Your best bet is to go for dishes that are naturally gluten-free and ask for soy sauce to be excluded. As always, it is practically impossible to avoid cross-contamination in the kitchen.

I wouldn’t say that Laos is the easiest country in which to maintain a gluten-free diet, but it’s by no means the hardest.

Ô-Lam soup

O-lam soup

A meat stew made with aubergine, lemongrass, chillies, wood ear mushrooms and green beans, this is a popular dish in Luang Prabang. If you like lemongrass, you will love Ô-lam.

Làhp (similar to the Thai dish, Laab) – main picture
Minced chicken, pork or beef with fresh herbs, particularly mint. Served with sticky or steamed rice, it makes a filling meal.

Kaipen (Fried Seaweed)

Fried seaweed

Sheets of paper-thin and flash fried seaweed, often coated with sesame seeds, are served as a bar snack or appetiser in a lot of Laos restaurants accompanied by a fiery chilli paste.

Fẽr (similar to the Vietnamese dish, phô)
You will find plenty of rice noodle soups on the menu in Laos, however, be very careful when ordering that you don’t get wheat (or egg) noodles instead. See below my warning about Khao Soi soup.

Fresh spring rolls – wrapped in rice paper.

Fresh spring rolls

Fresh spring rolls are a tasty snack or lunch-time option. Occasionally, you can find fried spring rolls made from rice paper instead of pastry. However, as they will share the fryer with other wheat-based products, the fried versions are best avoided in Laos.

Fried rice and stir fries
A back-packer favourite, fried rice with chicken, seafood or vegetables is on offer pretty much everywhere in Laos and you will also find a delicious range of stir fries. Ask for your dish to be prepared without soy sauce.

Luang Prabang sausage
Unlike its British counterpart, sausages in Laos are not stuffed with barley or wheat making them a safe option for coeliacs. Fragrant with local herbs and lemongrass, they’re a delicious treat.

Papaya salad (similar to the Thai dish)
Strands of green papaya intertwined with green beans, dried shrimp, peanuts and doused in a thin chilli sauce, papaya salad is a delicious way to reinvigorate the taste buds. I ate it with steamed rice for a complete meal.

Khao Nom Kok (coconut pancakes)

Coconut pancakes, fresh from the night market

I first tried these on the night market in Luang Prabang and absolutely loved them. Since then, I have tried them elsewhere but the ones in the night market were still the best!

Made from rice flour, coconut milk and sugar, the little pancakes are cooked in a special pan making them very safe for coeliacs as there is no risk of cross-contamination.
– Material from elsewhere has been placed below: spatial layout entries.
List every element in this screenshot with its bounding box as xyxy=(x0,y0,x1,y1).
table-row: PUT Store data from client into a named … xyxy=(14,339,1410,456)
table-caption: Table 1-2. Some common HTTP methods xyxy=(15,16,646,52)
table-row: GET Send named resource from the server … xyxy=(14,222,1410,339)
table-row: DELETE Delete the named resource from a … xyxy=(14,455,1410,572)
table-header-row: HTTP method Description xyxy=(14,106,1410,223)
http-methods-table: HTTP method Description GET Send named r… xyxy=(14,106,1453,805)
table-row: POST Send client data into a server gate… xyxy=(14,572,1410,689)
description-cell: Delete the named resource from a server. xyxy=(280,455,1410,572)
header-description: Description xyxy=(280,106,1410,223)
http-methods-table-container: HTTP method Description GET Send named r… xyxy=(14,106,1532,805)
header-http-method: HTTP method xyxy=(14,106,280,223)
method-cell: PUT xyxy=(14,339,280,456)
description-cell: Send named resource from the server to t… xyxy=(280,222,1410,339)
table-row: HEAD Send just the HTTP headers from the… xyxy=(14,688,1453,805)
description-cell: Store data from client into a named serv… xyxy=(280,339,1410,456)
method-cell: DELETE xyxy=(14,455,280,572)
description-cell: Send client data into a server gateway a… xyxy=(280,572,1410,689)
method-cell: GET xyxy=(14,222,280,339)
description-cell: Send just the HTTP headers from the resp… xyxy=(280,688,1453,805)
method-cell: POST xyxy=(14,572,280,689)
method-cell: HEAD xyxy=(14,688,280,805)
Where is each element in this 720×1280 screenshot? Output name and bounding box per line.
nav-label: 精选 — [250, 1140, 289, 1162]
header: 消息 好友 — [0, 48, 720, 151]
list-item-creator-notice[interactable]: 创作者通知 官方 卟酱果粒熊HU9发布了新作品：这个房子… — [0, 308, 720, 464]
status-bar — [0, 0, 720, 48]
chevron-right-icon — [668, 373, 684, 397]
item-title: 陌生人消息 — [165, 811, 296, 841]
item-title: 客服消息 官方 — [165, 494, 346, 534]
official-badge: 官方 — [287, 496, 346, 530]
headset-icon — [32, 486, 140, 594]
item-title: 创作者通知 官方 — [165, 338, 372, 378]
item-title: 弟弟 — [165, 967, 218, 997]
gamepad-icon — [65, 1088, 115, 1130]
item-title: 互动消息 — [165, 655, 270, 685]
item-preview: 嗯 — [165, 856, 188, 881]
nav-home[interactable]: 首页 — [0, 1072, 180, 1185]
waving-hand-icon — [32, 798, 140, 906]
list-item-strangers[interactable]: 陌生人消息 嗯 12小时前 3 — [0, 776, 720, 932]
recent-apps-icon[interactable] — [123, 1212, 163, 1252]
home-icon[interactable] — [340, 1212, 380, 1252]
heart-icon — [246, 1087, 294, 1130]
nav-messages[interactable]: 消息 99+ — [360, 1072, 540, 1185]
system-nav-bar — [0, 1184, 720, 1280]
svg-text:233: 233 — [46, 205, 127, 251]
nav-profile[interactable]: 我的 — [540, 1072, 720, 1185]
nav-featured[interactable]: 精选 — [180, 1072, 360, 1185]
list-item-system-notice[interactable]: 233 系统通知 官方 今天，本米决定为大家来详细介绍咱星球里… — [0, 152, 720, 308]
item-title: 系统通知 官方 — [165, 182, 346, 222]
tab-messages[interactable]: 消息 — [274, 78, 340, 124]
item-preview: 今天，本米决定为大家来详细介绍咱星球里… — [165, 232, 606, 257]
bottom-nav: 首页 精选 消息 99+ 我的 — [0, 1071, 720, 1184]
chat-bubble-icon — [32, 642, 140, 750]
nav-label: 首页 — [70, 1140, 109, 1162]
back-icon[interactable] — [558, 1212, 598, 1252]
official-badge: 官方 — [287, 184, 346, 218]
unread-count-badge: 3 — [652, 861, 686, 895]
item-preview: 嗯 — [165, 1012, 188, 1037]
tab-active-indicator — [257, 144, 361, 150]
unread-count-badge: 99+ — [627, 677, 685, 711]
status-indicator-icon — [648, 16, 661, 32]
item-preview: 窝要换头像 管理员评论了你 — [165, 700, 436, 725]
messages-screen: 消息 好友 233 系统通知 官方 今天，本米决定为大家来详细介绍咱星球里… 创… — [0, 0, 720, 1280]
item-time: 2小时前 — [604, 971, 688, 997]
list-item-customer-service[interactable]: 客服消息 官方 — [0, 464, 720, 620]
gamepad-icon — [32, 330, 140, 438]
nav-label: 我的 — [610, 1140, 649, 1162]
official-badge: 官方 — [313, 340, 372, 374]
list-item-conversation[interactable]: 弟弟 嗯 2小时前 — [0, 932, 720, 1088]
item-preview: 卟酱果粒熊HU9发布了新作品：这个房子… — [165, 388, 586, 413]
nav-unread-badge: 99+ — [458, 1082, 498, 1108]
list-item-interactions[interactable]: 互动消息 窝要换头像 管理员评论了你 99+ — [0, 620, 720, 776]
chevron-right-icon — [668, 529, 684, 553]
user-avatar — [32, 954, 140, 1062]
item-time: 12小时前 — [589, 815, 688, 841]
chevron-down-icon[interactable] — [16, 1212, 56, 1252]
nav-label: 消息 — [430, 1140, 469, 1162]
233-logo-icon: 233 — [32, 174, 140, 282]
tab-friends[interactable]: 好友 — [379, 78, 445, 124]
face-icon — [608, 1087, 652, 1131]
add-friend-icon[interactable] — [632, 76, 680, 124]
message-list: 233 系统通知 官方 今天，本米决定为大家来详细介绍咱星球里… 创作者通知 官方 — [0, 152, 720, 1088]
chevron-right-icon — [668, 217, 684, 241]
Crunchy on the outside with a silky texture in the middle, they are traditionally served in a banana leaf and very addictive. You usually get about five which is a good serving as they are quite rich.

Mango sticky rice (similar to Thai dish)

You can find mango sticky rice in Laos which is one of my favourite naturally gluten-free deserts. Fresh mango served with warm, sweet sticky rice and a serving of slightly salty coconut sauce. Yum!

And a dish to watch out for…

Khao Soi soup (Lao version)

This traditional Lao soup comprises flat rice noodles topped with minced pork, tomatoes, peanuts and chillies, served in a herby broth. However, be very careful when you order this from a menu as it shares a name with a completely different soup which originates from Northern Thailand and uses wheat noodles.

Menus in Laos don’t always distinguish between the Lao and Thai versions, so you will need to check the description of the dish closely and ask the serving staff before ordering to determine which version you are going to get. One is naturally gluten-free, the other is most decidedly not. I struggled to make myself understood when asking whether the noodles were made from rice or wheat (the answer was no, yes, no), so your best bet is to choose a restaurant which specifically says it is made with rice noodles…or give it a miss.